Since then, accusations of mom not loving me and being with women have been few and far between. However, a small degree of this problem presented itself when a girl named Julia once joined our foursome. After mom stopped me from getting intimate with her when putting up my Christmas tree, I began to have more sexual anxiety as i found her attractive but was nervous to ask her out as a result of what happened. As mom made it a point to visit her in the hospital as she needed surgery to repair her shunt, more and more anxiety began including a hallucination that I don’t think anybody needs to read about online. However, it was clear that this girl was just another excuse for me to start thinking like that again hence I did not care about Julia anymore and she fell into the category of those types of women whom I want nothing to do with anymore. I have seen her on Para Transpo a few times since she was part of the group and she asks how mom is and anyone who knows me well enough can imagine what I felt like saying but since I didn’t want to be rude, I simply said, “She’s fine.”

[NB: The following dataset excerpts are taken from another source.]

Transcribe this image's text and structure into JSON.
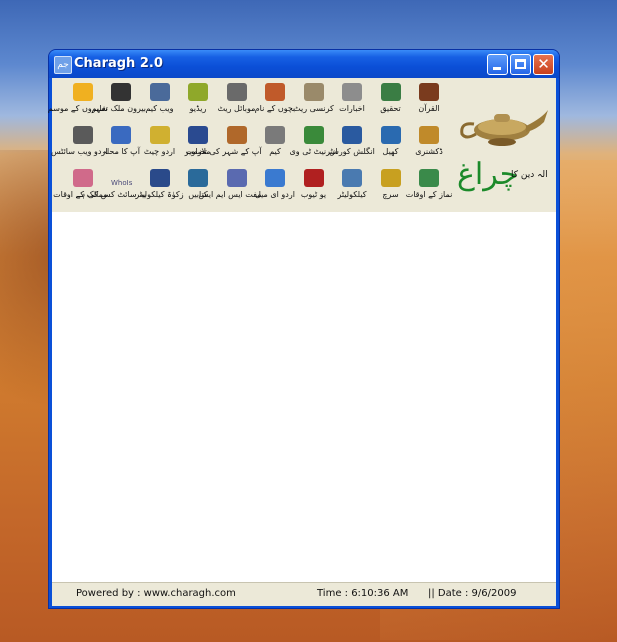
{
  "window": {
    "title": "Charagh 2.0",
    "icon_text": "جم"
  },
  "title_buttons": {
    "close_glyph": "✕"
  },
  "logo": {
    "big_text": "چراغ",
    "small_text": "الہ دین کا"
  },
  "toolbar": {
    "row1": [
      {
        "label": "القرآن",
        "icon": "quran-icon",
        "color": "#7a3b1e"
      },
      {
        "label": "تحقیق",
        "icon": "research-icon",
        "color": "#3a7d44"
      },
      {
        "label": "اخبارات",
        "icon": "newspaper-icon",
        "color": "#8d8d8d"
      },
      {
        "label": "کرنسی ریٹ",
        "icon": "currency-icon",
        "color": "#9a8a6a"
      },
      {
        "label": "بچوں کے نام",
        "icon": "kids-names-icon",
        "color": "#c05a2a"
      },
      {
        "label": "موبائل ریٹ",
        "icon": "mobile-rate-icon",
        "color": "#6a6a6a"
      },
      {
        "label": "ریڈیو",
        "icon": "radio-icon",
        "color": "#8fa82a"
      },
      {
        "label": "ویب کیم",
        "icon": "webcam-icon",
        "color": "#4a6a9a"
      },
      {
        "label": "بیرون ملک تعلیم",
        "icon": "study-abroad-icon",
        "color": "#333333"
      },
      {
        "label": "شہروں کے موسم",
        "icon": "weather-icon",
        "color": "#f0b020"
      }
    ],
    "row2": [
      {
        "label": "ڈکشنری",
        "icon": "dictionary-icon",
        "color": "#c08a2a"
      },
      {
        "label": "کھیل",
        "icon": "games-icon",
        "color": "#2a6ab0"
      },
      {
        "label": "انگلش کورس",
        "icon": "english-course-icon",
        "color": "#2a5aa0"
      },
      {
        "label": "انٹرنیٹ ٹی وی",
        "icon": "internet-tv-icon",
        "color": "#3a8a3a"
      },
      {
        "label": "کیم",
        "icon": "car-icon",
        "color": "#7a7a7a"
      },
      {
        "label": "آپ کے شہر کی تصاویر",
        "icon": "city-photos-icon",
        "color": "#b0682a"
      },
      {
        "label": "ملازمت",
        "icon": "jobs-icon",
        "color": "#2a4a90"
      },
      {
        "label": "اردو چیٹ",
        "icon": "urdu-chat-icon",
        "color": "#d0b030"
      },
      {
        "label": "آپ کا محلہ",
        "icon": "neighborhood-icon",
        "color": "#3a6ac0"
      },
      {
        "label": "اردو ویب سائٹس",
        "icon": "urdu-websites-icon",
        "color": "#5a5a5a"
      }
    ],
    "row3": [
      {
        "label": "نماز کے اوقات",
        "icon": "prayer-times-icon",
        "color": "#3a8a4a"
      },
      {
        "label": "سرچ",
        "icon": "search-icon",
        "color": "#c8a020"
      },
      {
        "label": "کیلکولیٹر",
        "icon": "calculator-icon",
        "color": "#4a7ab0"
      },
      {
        "label": "یو ٹیوب",
        "icon": "youtube-icon",
        "color": "#b02020"
      },
      {
        "label": "اردو ای میل",
        "icon": "email-icon",
        "color": "#3a7ad0"
      },
      {
        "label": "مفت ایس ایم ایس",
        "icon": "sms-icon",
        "color": "#5a6ab0"
      },
      {
        "label": "کتابیں",
        "icon": "books-icon",
        "color": "#2a6a9a"
      },
      {
        "label": "زکوٰۃ کیلکولیٹر",
        "icon": "zakat-icon",
        "color": "#2a4a8a"
      },
      {
        "label": "یہ سائٹ کس کی ہے",
        "icon": "whois-icon",
        "color": "#4a4a7a",
        "text": "WhoIs"
      },
      {
        "label": "ممالک کے اوقات",
        "icon": "world-time-icon",
        "color": "#d06a8a"
      }
    ]
  },
  "status": {
    "powered_by": "Powered by : www.charagh.com",
    "time": "Time : 6:10:36 AM",
    "date": "||  Date : 9/6/2009"
  }
}
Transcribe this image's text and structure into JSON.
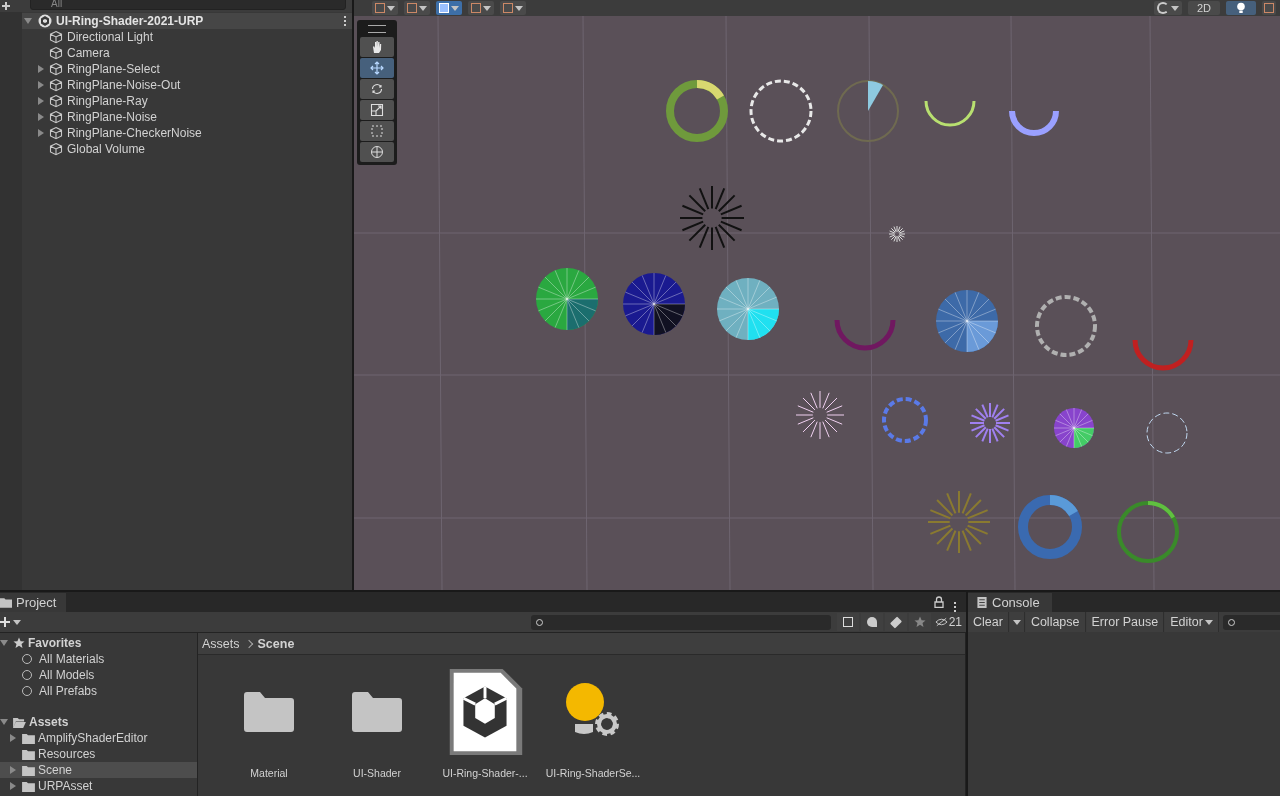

Now these girls all have a special place inside of me and I cannot say where that place is as this is going online but it’s personal. I will say this though. The answer as to whether or not I can ever have another girlfriend has been emphatically confirmed…..NO! There is no way I can ever have another girlfriend because of situations like the ones that occurred today where mom needed to take Chris to the doctors and to run errands ETC. It took every ounce of my decency as I was in public when I found out to realize that it was Chris that was with her and not my girlfriend and that once again I will say…..I DON’T HAVE ONE! Therefore she can never be with mom. Yet all day I was having hallucinations of tying up my girlfriend, severely injuring her with my wheelchair, even saying that Andre will harm her…..number 3 in this list would get me shot if mom ever found out. The thing is that if it’s this bad when I do have one….if I believe every time mom is having a life that she’s doing so with my girlfriend who I don’t have, it’s only going to get much worse if I have a real one and honestly, I may not survive it without obtaining some jail time.
As my brother Ben has said, I have my left hand for pleasure or “Palmula Anderson,” as he put it, romantic movies galore and all the time in the world. Maybe that’s all I need.
If mom is looking to get me a birthday gift next year, maybe a circumcision may suffice so that I don’t have these issues anymore. Maybe I need to be neutered.